Both analysts were of the opinion that, despite the fact that it might take a few years, there is a significant growth potential for layer-2 Bitcoin. Burnett made the following prediction about the future of Bitcoin: “Over time, more and more people will learn to demand final settlement of their Bitcoin, which means that more people will have their own keys.”

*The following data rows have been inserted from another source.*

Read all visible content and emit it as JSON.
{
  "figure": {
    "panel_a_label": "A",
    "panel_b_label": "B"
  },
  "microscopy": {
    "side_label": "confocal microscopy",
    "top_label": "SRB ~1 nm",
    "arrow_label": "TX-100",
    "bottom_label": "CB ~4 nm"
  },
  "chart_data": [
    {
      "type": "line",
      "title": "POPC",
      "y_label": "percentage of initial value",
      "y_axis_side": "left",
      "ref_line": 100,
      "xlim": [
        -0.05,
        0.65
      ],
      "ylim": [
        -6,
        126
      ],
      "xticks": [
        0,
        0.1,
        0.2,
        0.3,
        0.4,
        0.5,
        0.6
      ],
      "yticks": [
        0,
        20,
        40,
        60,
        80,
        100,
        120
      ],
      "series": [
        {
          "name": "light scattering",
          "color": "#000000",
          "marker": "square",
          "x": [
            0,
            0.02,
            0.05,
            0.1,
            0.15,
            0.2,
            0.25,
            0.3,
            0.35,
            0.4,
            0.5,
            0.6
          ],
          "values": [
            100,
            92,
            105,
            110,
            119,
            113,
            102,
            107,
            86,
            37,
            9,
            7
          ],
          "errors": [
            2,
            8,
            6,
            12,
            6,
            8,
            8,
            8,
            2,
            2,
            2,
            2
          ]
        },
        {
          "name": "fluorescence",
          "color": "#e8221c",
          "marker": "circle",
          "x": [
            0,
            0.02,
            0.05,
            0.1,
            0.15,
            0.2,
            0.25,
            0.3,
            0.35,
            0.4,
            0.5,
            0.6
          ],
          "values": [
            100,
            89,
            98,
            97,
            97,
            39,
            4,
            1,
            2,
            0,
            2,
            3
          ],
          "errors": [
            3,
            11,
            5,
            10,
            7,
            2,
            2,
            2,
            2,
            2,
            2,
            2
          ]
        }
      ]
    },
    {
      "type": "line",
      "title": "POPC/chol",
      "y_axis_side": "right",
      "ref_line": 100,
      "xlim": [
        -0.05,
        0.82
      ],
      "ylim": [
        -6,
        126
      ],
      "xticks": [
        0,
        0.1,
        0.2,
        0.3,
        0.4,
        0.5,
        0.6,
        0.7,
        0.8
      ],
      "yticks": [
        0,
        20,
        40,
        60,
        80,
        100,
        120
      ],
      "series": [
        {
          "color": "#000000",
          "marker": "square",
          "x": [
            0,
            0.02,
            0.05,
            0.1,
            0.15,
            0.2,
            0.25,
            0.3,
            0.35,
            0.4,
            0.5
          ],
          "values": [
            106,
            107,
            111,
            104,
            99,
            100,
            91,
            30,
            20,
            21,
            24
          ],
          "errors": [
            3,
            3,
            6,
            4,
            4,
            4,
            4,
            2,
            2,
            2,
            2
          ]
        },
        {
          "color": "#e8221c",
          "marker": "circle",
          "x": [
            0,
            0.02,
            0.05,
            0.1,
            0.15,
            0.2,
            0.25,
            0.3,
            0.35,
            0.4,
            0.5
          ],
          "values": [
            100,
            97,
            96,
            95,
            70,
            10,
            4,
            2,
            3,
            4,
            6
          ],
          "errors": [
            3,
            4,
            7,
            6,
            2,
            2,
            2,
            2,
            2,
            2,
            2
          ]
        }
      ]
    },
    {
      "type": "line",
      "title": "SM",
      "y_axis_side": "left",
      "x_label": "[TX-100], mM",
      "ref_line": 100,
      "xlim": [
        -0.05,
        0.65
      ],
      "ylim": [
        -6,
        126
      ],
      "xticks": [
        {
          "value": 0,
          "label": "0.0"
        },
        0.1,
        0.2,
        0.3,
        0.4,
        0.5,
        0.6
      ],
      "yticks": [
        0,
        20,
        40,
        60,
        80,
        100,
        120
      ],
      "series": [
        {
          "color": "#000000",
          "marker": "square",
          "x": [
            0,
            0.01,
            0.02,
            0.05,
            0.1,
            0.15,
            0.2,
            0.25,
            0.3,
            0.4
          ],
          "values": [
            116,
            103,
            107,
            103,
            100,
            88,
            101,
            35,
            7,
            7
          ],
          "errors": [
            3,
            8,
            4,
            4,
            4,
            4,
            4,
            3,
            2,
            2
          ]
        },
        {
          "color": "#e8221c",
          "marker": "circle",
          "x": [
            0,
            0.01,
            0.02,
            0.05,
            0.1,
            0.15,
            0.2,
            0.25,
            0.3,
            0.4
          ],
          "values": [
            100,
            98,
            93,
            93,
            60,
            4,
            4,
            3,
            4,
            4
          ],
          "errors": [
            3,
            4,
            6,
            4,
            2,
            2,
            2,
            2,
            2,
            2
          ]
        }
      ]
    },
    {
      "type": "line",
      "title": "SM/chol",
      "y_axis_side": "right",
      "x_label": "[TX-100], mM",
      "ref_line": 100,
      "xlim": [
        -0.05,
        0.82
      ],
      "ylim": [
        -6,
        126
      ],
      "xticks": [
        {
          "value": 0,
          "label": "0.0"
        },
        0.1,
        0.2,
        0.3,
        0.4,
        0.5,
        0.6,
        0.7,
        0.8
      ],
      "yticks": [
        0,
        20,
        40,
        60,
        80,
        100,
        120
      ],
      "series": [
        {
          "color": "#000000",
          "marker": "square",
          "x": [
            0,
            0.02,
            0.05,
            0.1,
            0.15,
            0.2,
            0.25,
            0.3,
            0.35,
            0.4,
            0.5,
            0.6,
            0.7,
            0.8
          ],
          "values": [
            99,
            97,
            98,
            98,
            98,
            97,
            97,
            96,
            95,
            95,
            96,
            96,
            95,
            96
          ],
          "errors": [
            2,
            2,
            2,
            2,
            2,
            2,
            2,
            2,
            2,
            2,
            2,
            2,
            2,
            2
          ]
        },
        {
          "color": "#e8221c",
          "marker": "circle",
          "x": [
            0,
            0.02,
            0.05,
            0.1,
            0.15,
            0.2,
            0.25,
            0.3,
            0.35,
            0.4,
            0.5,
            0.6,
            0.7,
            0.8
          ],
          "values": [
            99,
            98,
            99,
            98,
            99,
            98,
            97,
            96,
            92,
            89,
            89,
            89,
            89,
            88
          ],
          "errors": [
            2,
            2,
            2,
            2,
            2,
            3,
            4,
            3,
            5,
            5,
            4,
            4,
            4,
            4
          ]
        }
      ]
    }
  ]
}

The following is what Burnett claims:

“If Bitcoin adoption grows by 100x or 1000x, there will be a lot more competition for scarce block space, and on-chain fees will likely rise just because people will be demanding much more settlement, magnitudes more settlement on the base layer.” “If Bitcoin adoption grows by 100x or 1000x, there will be a lot more competition for scarce block space,” However, the amount of block space available to settle on the basal layer is static. Consequently, an increase in on-chain costs will, in my opinion, have the effect of potentially making lightning channel liquidity that is already open and accessible. It’ll make it more valuable.”
Harper agreed with this statement wholeheartedly and went on to say that, in his opinion, the Lightning Network “will be the thing that allows Bitcoin to be used as a worldwide medium of exchange, and also, like Jack Mallers has put it, It’s the thing that can kind of separate Bitcoin, the asset from Bitcoin, the payment network in a way that’s actually scalable.”